Lottery is a government-sponsored game in which numbered tickets are sold for a chance to win a prize, normally money. It is the most widespread of all gambling games. Lotteries date back to ancient times. For example, keno slips from the Han dynasty of 205–187 BC are known to have been used for raising funds to construct towns and build the Great Wall of China.

In the seventeenth century, lotteries were common in the Low Countries, which relied on them to fund town fortifications and charitable projects. In England, Queen Elizabeth I chartered the first state lottery in 1567, directing profits to “reparation of the Havens and the Strength of the Realme.” Ticket prices were ten shillings, which was an extraordinary sum at that time. The word “lottery” is probably a calque on Middle Dutch lotterie, and may have come to mean the action of drawing lots.

Lotteries became popular in the United States in the nineteen-seventies, as a recession and then a long period of rising income inequality narrowed the gap between rich and poor, and health-care and pension costs rose.
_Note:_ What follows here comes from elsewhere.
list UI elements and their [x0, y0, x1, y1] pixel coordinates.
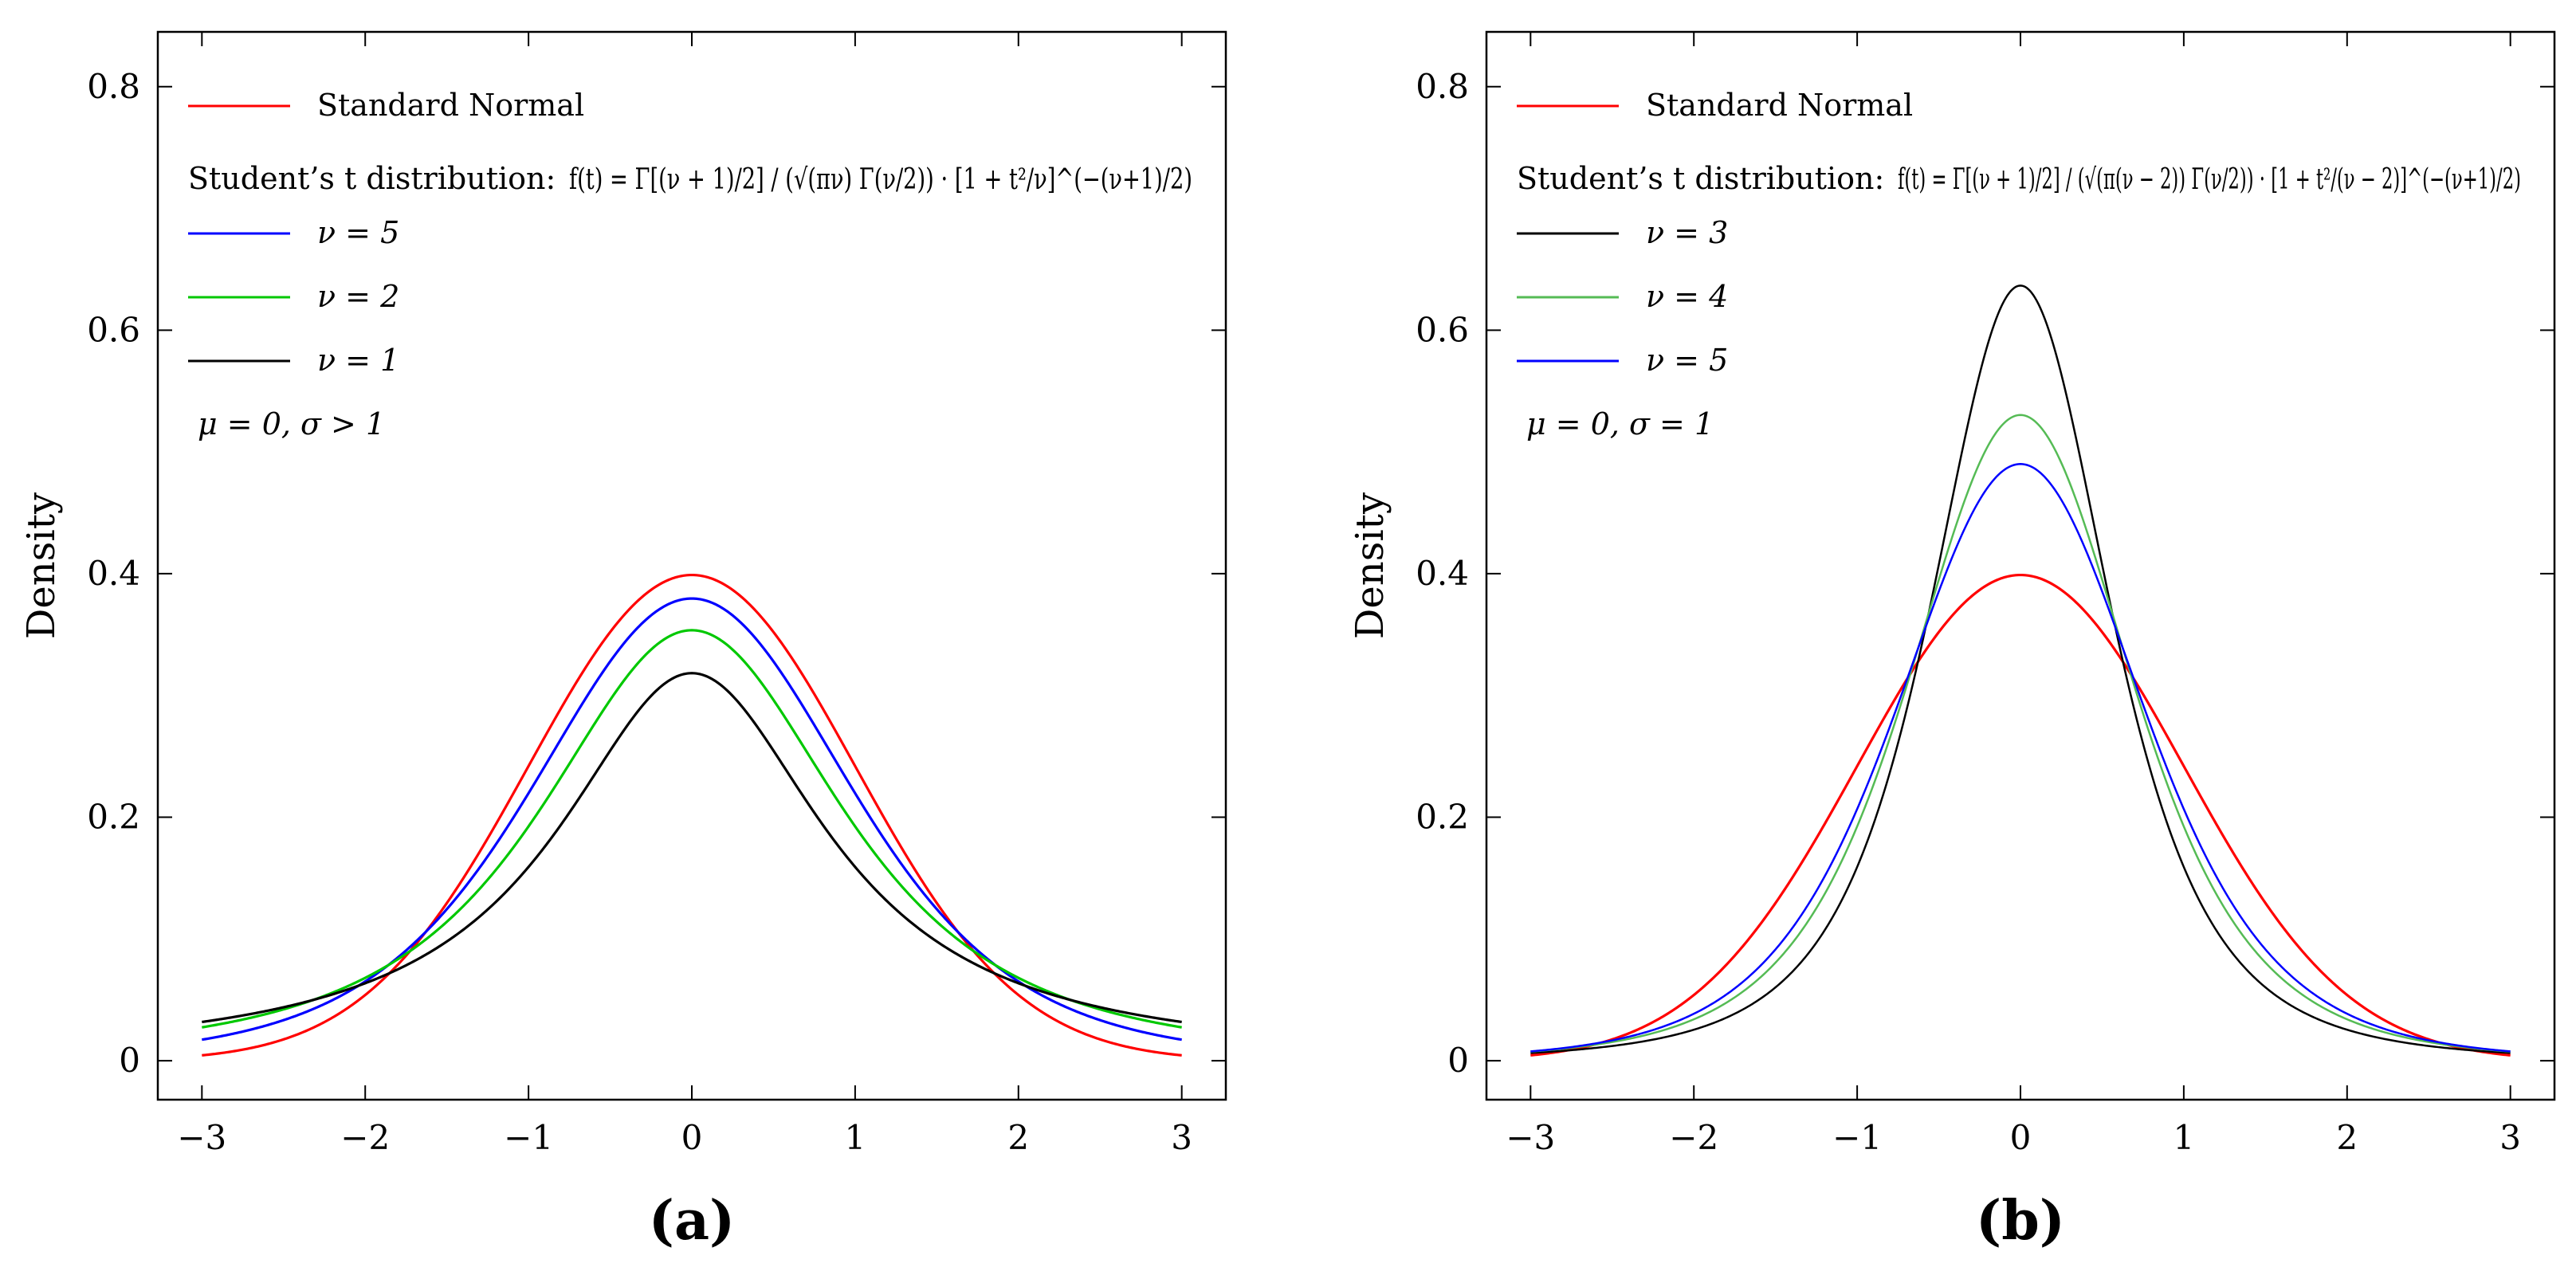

People were looking for a way to become wealthy without spending much of their own hard-earned income. The dream of a multimillion-dollar jackpot made winning the lottery seem a possible solution to life’s troubles. As a result, the number of people buying tickets rose dramatically. It’s not as if they are all winning, of course; most players don’t. But their purchases, combined with those of other buyers, contribute to the prizes available to a few lucky winners. And a percentage of the total pool of money contributed by bettors goes toward costs of organizing and promoting the lottery, as well as taxes and profits for the state or sponsor.